Si, par son caractère à la fois grandiose et maniaque, pour tout dire un peu dément, ce projet lui valut le respect de ses enseignants, il ne lui permit nullement de s’agréger à l’un des groupes qui se constituaient autour de lui sur la base d’une ambition esthétique commune, ou plus prosaïquement d’une tentative d’entrée groupée sur le marché de l’art. Il noua cependant des amitiés, quoique pas très vives, sans se rendre compte à quel point elles seraient éphémères. Il noua également quelques relations amoureuses, dont presque aucune non plus ne devait se prolonger. Le lendemain du jour où il obtint son diplôme, il se rendit compte qu’il allait maintenant être assez seul. Son travail des six dernières années avait abouti à un peu plus de onze mille photos. Stockées en format TIFF, avec une copie JPEG de plus basse résolution, elles tenaient aisément sur un disque dur de 640 Go, de marque Western Digital, qui pesait un peu plus de 200 grammes. Il rangea soigneusement sa chambre photographique, ses objectifs (il disposait d’un Rodenstock Apo-Sironar de 105 mm, qui ouvrait à 5,6, et d’un Fujinon de 180 mm, qui ouvrait également à 5,6), puis considéra le reste de ses affaires. Il y avait son ordinateur portable, son iPod, quelques vêtements, quelques livres : pas grand-chose en vérité, cela tiendrait facilement dans deux valises. Il faisait beau sur Paris. Il n’avait pas été malheureux dans cette chambre, pas très heureux non plus. Son loyer arrivait à expiration dans une semaine. Il hésita à sortir, à faire une dernière fois un tour dans le quartier, sur les bords du bassin de l’Arsenal – puis il appela son père pour qu’il l’aide à déménager.

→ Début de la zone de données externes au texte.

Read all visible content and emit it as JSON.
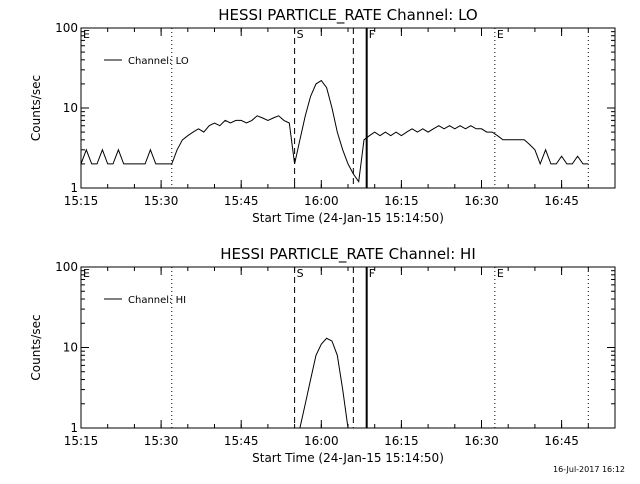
{
  "chart_data": [
    {
      "type": "line",
      "title": "HESSI PARTICLE_RATE Channel: LO",
      "xlabel": "Start Time (24-Jan-15 15:14:50)",
      "ylabel": "Counts/sec",
      "yscale": "log",
      "ylim": [
        1,
        100
      ],
      "xlim": [
        "15:15",
        "16:55"
      ],
      "x_ticks": [
        "15:15",
        "15:30",
        "15:45",
        "16:00",
        "16:15",
        "16:30",
        "16:45"
      ],
      "y_ticks": [
        "1",
        "10",
        "100"
      ],
      "legend": {
        "label": "Channel: LO",
        "placement": "top-left"
      },
      "markers": [
        {
          "label": "E",
          "time": "15:15",
          "style": "dotted"
        },
        {
          "label": "",
          "time": "15:32",
          "style": "dotted"
        },
        {
          "label": "S",
          "time": "15:55",
          "style": "dashed"
        },
        {
          "label": "",
          "time": "16:06",
          "style": "dashed"
        },
        {
          "label": "F",
          "time": "16:08.5",
          "style": "solid"
        },
        {
          "label": "E",
          "time": "16:32.5",
          "style": "dotted"
        },
        {
          "label": "",
          "time": "16:50",
          "style": "dotted"
        }
      ],
      "series": [
        {
          "name": "Channel: LO",
          "x": [
            "15:15",
            "15:16",
            "15:17",
            "15:18",
            "15:19",
            "15:20",
            "15:21",
            "15:22",
            "15:23",
            "15:24",
            "15:25",
            "15:26",
            "15:27",
            "15:28",
            "15:29",
            "15:30",
            "15:31",
            "15:32",
            "15:33",
            "15:34",
            "15:35",
            "15:36",
            "15:37",
            "15:38",
            "15:39",
            "15:40",
            "15:41",
            "15:42",
            "15:43",
            "15:44",
            "15:45",
            "15:46",
            "15:47",
            "15:48",
            "15:49",
            "15:50",
            "15:51",
            "15:52",
            "15:53",
            "15:54",
            "15:55",
            "15:56",
            "15:57",
            "15:58",
            "15:59",
            "16:00",
            "16:01",
            "16:02",
            "16:03",
            "16:04",
            "16:05",
            "16:06",
            "16:07",
            "16:08",
            "16:09",
            "16:10",
            "16:11",
            "16:12",
            "16:13",
            "16:14",
            "16:15",
            "16:16",
            "16:17",
            "16:18",
            "16:19",
            "16:20",
            "16:21",
            "16:22",
            "16:23",
            "16:24",
            "16:25",
            "16:26",
            "16:27",
            "16:28",
            "16:29",
            "16:30",
            "16:31",
            "16:32",
            "16:33",
            "16:34",
            "16:35",
            "16:36",
            "16:37",
            "16:38",
            "16:39",
            "16:40",
            "16:41",
            "16:42",
            "16:43",
            "16:44",
            "16:45",
            "16:46",
            "16:47",
            "16:48",
            "16:49",
            "16:50"
          ],
          "y": [
            2,
            3,
            2,
            2,
            3,
            2,
            2,
            3,
            2,
            2,
            2,
            2,
            2,
            3,
            2,
            2,
            2,
            2,
            3,
            4,
            4.5,
            5,
            5.5,
            5,
            6,
            6.5,
            6,
            7,
            6.5,
            7,
            7,
            6.5,
            7,
            8,
            7.5,
            7,
            7.5,
            8,
            7,
            6.5,
            2,
            4,
            8,
            14,
            20,
            22,
            18,
            10,
            5,
            3,
            2,
            1.5,
            1.2,
            4,
            4.5,
            5,
            4.5,
            5,
            4.5,
            5,
            4.5,
            5,
            5.5,
            5,
            5.5,
            5,
            5.5,
            6,
            5.5,
            6,
            5.5,
            6,
            5.5,
            6,
            5.5,
            5.5,
            5,
            5,
            4.5,
            4,
            4,
            4,
            4,
            4,
            3.5,
            3,
            2,
            3,
            2,
            2,
            2.5,
            2,
            2,
            2.5,
            2,
            2
          ]
        }
      ]
    },
    {
      "type": "line",
      "title": "HESSI PARTICLE_RATE Channel: HI",
      "xlabel": "Start Time (24-Jan-15 15:14:50)",
      "ylabel": "Counts/sec",
      "yscale": "log",
      "ylim": [
        1,
        100
      ],
      "xlim": [
        "15:15",
        "16:55"
      ],
      "x_ticks": [
        "15:15",
        "15:30",
        "15:45",
        "16:00",
        "16:15",
        "16:30",
        "16:45"
      ],
      "y_ticks": [
        "1",
        "10",
        "100"
      ],
      "legend": {
        "label": "Channel: HI",
        "placement": "top-left"
      },
      "markers": [
        {
          "label": "E",
          "time": "15:15",
          "style": "dotted"
        },
        {
          "label": "",
          "time": "15:32",
          "style": "dotted"
        },
        {
          "label": "S",
          "time": "15:55",
          "style": "dashed"
        },
        {
          "label": "",
          "time": "16:06",
          "style": "dashed"
        },
        {
          "label": "F",
          "time": "16:08.5",
          "style": "solid"
        },
        {
          "label": "E",
          "time": "16:32.5",
          "style": "dotted"
        },
        {
          "label": "",
          "time": "16:50",
          "style": "dotted"
        }
      ],
      "series": [
        {
          "name": "Channel: HI",
          "x": [
            "15:56",
            "15:57",
            "15:58",
            "15:59",
            "16:00",
            "16:01",
            "16:02",
            "16:03",
            "16:04",
            "16:05"
          ],
          "y": [
            1,
            2,
            4,
            8,
            11,
            13,
            12,
            8,
            3,
            1
          ]
        }
      ]
    }
  ],
  "timestamp": "16-Jul-2017 16:12"
}
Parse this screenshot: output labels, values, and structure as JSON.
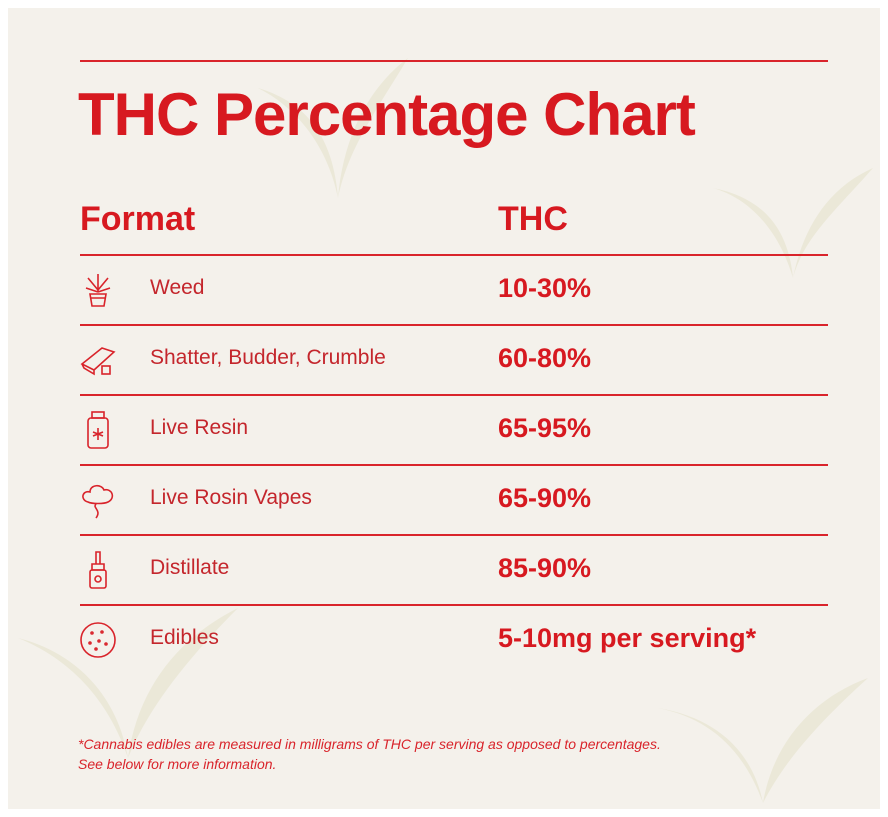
{
  "title": "THC Percentage Chart",
  "table": {
    "headers": [
      "Format",
      "THC"
    ],
    "rows": [
      [
        "Weed",
        "10-30%"
      ],
      [
        "Shatter, Budder, Crumble",
        "60-80%"
      ],
      [
        "Live Resin",
        "65-95%"
      ],
      [
        "Live Rosin Vapes",
        "65-90%"
      ],
      [
        "Distillate",
        "85-90%"
      ],
      [
        "Edibles",
        "5-10mg per serving*"
      ]
    ]
  },
  "footnote": [
    "*Cannabis edibles are measured in milligrams of THC per serving as opposed to percentages.",
    "See below for more information."
  ]
}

Leur cohabitation dans la maison du Raincy, pour la première fois depuis très longtemps, pour la première fois en réalité depuis l’enfance de Jed, en dehors de certaines périodes de vacances scolaires, se révéla tout de suite à la fois facile et vide. Son père travaillait encore beaucoup, il était loin d’avoir lâché les rênes de son entreprise à l’époque, il était rare qu’il rentre avant vingt et une, voire vingt-deux heures ; il s’affalait devant la télévision pendant que Jed faisait réchauffer un des plats cuisinés qu’il avait achetés quelques semaines plus tôt, remplissant le coffre de la Mercedes, au Carrefour d’Aulnay-sous-Bois ; il essayait de varier, de se rapprocher d’un certain équilibre alimentaire, il avait également acheté du fromage et des fruits. Son père de toute façon prêtait peu d’attention à la nourriture ; il zappait mollement, aboutissant en général à l’un des fastidieux débats économiques de LCI. Il se couchait presque aussitôt après le repas ; le matin, il était parti avant même que Jed ne se lève. Les journées étaient belles et uniformément chaudes. Jed se promenait entre les arbres du parc, s’asseyait sous un grand tilleul, un livre de philosophie à la main, qu’il n’ouvrait généralement pas. Des souvenirs d’enfance lui revenaient, peu nombreux ; puis il rentrait suivre les retransmissions du Tour de France. Il aimait ces longs plans ennuyeux, en hélicoptère, qui suivaient le peloton avançant paresseusement dans la campagne française.